Too little too late’ exposes inability to handle ‘midlife blues’

“All the things I really like to do are either illegal, immoral or fattening”, opined American critic and journalist Alexander Woollcott, a member of the Algonquin Round Table. In a way, the phrase captures a humorous sentiment about pleasure and indulgence.
That sort of a feeling, something akin to what is called ‘midlife blues’, comes to most people when they are nearing what can perhaps be called the early part of late middle age. A feeling that an experience, or an object, which one always wanted to enjoy, is happening, or becoming available, at a time when it no longer carries the pleasure it had originally promised.
The Automated Manual Transmission (AMT) cars, for instance, which both my children have, are now everywhere, but it has been some 15 years since I gave up driving. The dream of space travel, which one always was attracted by, has also now become a reality. However, it is out of the question as far as I am concerned on account of age related health issues. As is the ability to avail of the offer by my travel agent for a week’s holiday in a ski resort in Switzerland!
Such is the case not only with individuals, but also with institutions and, very often, even with governments of countries.
Many such instances can be thought of in the context of the actions taken by the central and state governments in the past; actions which, unfortunately, continue to persist with. The folly of writing off of loans extended by financial institutions is one such example.
For one thing, loans are meant to be repaid, and write offs encourage default and vitiate the recovery climate. Also, those who avail institutional financial assistance are, usually, financially sound institutions or well-to-do persons, who could well have afforded to repay those loans.
As far as the resource poor are concerned, they almost always have a good reason for being unable to discharge their liability, such as crop failure or a natural calamity impacting on the financial viability of their activities or professions. The worst facet of the pernicious practice is that, having knowingly or otherwise, extended substantial assistance to such borrowers, without observing what, in the language of the financial world, is called ‘due diligence’, the institutions invariably reach a situation of near collapse. And the central and state governments rush to recapitalise them with unholy haste and great enthusiasm, not unaware of the fact that history will repeat itself, first as tragedy and second as farce, as Karl Marx put it.

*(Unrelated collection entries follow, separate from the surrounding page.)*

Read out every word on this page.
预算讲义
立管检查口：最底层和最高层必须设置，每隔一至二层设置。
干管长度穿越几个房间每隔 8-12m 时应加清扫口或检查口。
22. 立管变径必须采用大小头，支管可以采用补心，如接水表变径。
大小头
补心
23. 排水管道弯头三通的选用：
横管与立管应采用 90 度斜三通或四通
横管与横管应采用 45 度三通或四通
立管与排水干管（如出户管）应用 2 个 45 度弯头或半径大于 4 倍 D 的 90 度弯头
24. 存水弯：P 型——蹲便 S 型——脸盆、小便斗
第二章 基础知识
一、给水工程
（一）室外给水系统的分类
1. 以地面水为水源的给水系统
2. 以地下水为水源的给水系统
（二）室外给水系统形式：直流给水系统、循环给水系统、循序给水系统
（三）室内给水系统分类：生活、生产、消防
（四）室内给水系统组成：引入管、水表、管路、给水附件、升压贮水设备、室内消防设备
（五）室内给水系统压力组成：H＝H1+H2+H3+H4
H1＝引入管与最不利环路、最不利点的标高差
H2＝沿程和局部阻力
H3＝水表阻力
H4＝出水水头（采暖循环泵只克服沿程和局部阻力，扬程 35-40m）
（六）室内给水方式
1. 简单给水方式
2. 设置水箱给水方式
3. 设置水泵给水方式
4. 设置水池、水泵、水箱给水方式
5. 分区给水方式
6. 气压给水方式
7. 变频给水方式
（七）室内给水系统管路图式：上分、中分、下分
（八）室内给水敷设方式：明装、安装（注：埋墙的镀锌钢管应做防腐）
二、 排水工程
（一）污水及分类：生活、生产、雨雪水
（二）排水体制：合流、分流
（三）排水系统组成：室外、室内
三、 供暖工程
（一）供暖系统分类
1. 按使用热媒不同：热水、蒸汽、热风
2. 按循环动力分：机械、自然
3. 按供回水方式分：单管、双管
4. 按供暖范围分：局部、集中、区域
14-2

Then follows a nationwide furore, with a lot of chest beating about how institutions were cheated, and governments misled. Half-hearted efforts are then made to bring the culprits to book, with full knowledge of the futility, on account of the procedural protocols prescribed by domestic law and the extent of international arrangements with countries where such people find comfortable havens.
A classic case of ‘too little too late’, as one can think of, or ‘shutting the stable door after the horse has bolted’, if one prefers that turn of phrase.
Another case in point is the manner in which the central and state governments responded to the crisis created a few years back by the Covid – 19 pandemic, particularly the ‘second wave’, as it was called.
For one thing, the abrupt, and sudden, announcement of a nationwide lockdown, left many institutions, and enterprises, not to mention the general public, totally unprepared for the consequences. The result was a mass exodus of migrant workers, who were left without jobs, or social support, in the urban areas. The government, no doubt, made an attempt to compensate them through what was known as the ‘Jan Dhan’ accounts. That intervention, however, turned out to be inadequate and seen as coming too late.
Another issue was the state of the healthcare infrastructure, especially having regard to the intensity of the epidemic. There were shortages of oxygen, hospital beds and essential medicines, and patients were put to severe distress and suffering as a result. The countervailing measures by the governments, unfortunately, not only proved inadequate but also served to show that had they been taken earlier, thousands of valuable lives could have been saved.
There were other issues like for instance, the perhaps unnecessary export of indigenously produced vaccines, whose shortage was to prove a serious issue later on.
Another was the failure of the governments to prevent activities involving large public gatherings during that period, such as election campaigns, and religious events, which led to an accelerated spread of the virus vector.
The half-hearted, and delayed, response to the issue of acute pollution in the capital city and the inability to develop an adequate, and robust, national strategy for meeting the challenges posed by the emerging phenomenon of Artificial Intelligence, called by many as a ‘double-edged sword’, are also being seen as signs of lack of alertness, and preparedness, on the part of public systems.
Life can also, on occasion, present situations where there is a sense of something being done in a ‘too much too soon’ mode. Quite contrary, in the sense they convey, to the phenomenon being discussed.
There is this story, about a dignitary, who was invited by the administration of a village, to participate in a series of functions spread over a few days. As it happened, however, he arrived too early and the village elders were caught unprepared. Somehow or other, they managed to get their act together, and the visiting VIP began to fulfil his commitments. As he was leaving, an impressive function was got up at the railway station to bid farewell. The village head, while making a speech on the occasion, said, “Sir, we are sorry that on account of circumstances beyond our control, we could not receive you in a satisfactory manner”, and added, “However, we have great pleasure in seeing you off!” The actual intention really was to express happiness at the proper manner in which the farewell function had been arranged. But the statement conveyed a totally unintended impression!